Dania Hückmann is a doctoral candidate in the German Department. She received a B.A. in Comparative Literature and European Studies from New York University and a M.A. in Comparative Literature from the Freie University in Berlin. Her research interests include discourses of law in literature and film, narratology, and representations of trauma and violence, from German Classicism to the post World War II period. Her dissertation examines revenge as a subjective mode of justice that threatens established secular and sacred authorities in German Realist literature. She has published on metaphor in Jean Améry’s essays and fiction, Heinrich von Kleist and revenge, Thomas Bernhard’s Extinction, Quentin Tarantino’s Inglourious Basterds, and co-authored an article on 9/11 and the NYU community for the journal Traumatology.

Dania joins the Humanities Initiative as an honorary fellow. She is the recipient of the 2013-14 GSAS Dean’s Dissertation Fellowship.

Delia Solomons
Institute of Fine Arts, GSAS
“Constructing the Idea of Latin American Art: Discourse and Discord in the U.S. in the 1960s”

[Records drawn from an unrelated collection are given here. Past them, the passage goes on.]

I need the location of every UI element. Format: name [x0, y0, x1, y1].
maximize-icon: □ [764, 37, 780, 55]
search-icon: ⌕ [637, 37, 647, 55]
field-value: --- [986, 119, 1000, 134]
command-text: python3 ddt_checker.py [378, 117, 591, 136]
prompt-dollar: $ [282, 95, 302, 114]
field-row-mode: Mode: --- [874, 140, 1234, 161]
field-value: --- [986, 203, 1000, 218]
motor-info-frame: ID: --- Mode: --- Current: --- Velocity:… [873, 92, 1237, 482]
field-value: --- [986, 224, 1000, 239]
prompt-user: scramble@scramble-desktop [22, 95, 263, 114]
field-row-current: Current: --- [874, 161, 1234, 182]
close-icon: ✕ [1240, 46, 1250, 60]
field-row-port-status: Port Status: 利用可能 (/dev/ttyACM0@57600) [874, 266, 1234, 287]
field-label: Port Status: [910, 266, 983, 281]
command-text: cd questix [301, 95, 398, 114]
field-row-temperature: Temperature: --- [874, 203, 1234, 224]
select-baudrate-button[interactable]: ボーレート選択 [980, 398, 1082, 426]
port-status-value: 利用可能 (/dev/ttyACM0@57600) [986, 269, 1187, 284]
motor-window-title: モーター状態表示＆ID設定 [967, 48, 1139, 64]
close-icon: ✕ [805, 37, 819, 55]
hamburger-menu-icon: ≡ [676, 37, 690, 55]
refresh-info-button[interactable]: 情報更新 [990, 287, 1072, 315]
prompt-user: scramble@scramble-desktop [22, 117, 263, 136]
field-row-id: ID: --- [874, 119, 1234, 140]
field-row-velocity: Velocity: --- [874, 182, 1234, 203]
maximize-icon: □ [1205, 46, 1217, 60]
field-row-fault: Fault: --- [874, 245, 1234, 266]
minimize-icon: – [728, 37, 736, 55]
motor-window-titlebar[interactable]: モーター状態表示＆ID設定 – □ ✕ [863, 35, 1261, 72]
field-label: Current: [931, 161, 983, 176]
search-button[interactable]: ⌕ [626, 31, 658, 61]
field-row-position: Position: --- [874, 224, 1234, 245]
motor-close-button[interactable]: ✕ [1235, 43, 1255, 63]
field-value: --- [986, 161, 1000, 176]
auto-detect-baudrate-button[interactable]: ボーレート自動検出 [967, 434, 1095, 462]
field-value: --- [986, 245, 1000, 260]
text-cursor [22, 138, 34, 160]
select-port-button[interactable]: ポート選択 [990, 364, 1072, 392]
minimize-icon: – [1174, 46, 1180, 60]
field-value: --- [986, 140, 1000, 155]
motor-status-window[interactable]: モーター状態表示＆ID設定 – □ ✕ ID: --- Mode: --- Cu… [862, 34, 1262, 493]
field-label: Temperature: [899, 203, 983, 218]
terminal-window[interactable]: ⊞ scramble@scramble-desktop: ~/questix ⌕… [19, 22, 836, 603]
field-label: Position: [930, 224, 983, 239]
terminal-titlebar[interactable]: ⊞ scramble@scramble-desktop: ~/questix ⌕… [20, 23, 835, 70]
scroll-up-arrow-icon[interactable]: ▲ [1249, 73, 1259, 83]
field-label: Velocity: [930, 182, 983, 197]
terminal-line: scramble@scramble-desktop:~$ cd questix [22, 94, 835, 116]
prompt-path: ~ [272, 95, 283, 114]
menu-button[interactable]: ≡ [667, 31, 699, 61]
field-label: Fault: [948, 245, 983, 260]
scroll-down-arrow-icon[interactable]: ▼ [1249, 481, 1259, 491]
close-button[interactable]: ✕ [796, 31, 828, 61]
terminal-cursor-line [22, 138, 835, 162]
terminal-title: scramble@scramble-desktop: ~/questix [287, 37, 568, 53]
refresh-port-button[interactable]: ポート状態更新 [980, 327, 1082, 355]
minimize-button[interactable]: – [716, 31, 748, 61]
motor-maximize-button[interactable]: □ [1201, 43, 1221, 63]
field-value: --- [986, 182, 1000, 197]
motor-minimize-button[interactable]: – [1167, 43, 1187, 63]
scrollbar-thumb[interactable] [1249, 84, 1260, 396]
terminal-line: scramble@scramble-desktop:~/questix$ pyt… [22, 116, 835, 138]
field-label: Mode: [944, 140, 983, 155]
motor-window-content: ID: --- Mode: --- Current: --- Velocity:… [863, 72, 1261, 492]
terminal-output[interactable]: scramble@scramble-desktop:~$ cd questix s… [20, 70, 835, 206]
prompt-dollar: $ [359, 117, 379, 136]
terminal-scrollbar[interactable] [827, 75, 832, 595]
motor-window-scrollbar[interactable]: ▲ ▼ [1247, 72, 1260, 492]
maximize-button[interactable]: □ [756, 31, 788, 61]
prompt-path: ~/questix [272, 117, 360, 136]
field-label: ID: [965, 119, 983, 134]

Delia Solomons is a doctoral candidate at the Institute of Fine Arts specializing in 20th-century art of the Americas and Europe. She earned her BA in Art History and Comparative Literature from Washington University in St. Louis and an MA in Art History from New York University. Her dissertation examines the reception and exhibition of Latin American art in the United States from 1959–1966, the years directly following the Cuban Revolution. She has worked as an Adjunct Professor at NYU, Writer/Researcher/Editor at the Solomon R. Guggenheim Museum, and Curatorial Assistant at the Grey Art Gallery. Her writings have been published in In the Distance (MIT, 2011), Notation: Contemporary Art as Idea and Process (Washington University in St. Louis, 2012), Encuentros con los ’30 (Museo Nacional Centro de Arte Reina Sofía, 2012), and Journal of Curatorial Studies (forthcoming).


Cara Shousterman
Department of Linguistics, FAS

Cara Shousterman is a PhD candidate in the Department of Linguistics. She began her linguistic studies with a BA from McGill University in Montreal, Quebec. Her research interests are centered around variation and change in American English, and the ways in which language interacts with ethnicity. Her dissertation “Speaking English in Spanish Harlem: Language Change in Puerto Rican English” is a sociolinguistic study of New York-born Puerto Ricans affiliated with a neighborhood community center in East Harlem, New York. This study explores how community change is reflected in language, both in terms of discursive content as well as the structure of the language itself. Her work has appeared in English Today and the Journal of English Linguistics. Cara’s dissertation research has been supported by the GSAS Dean’s Dissertation Fellowship and the National Science Foundation.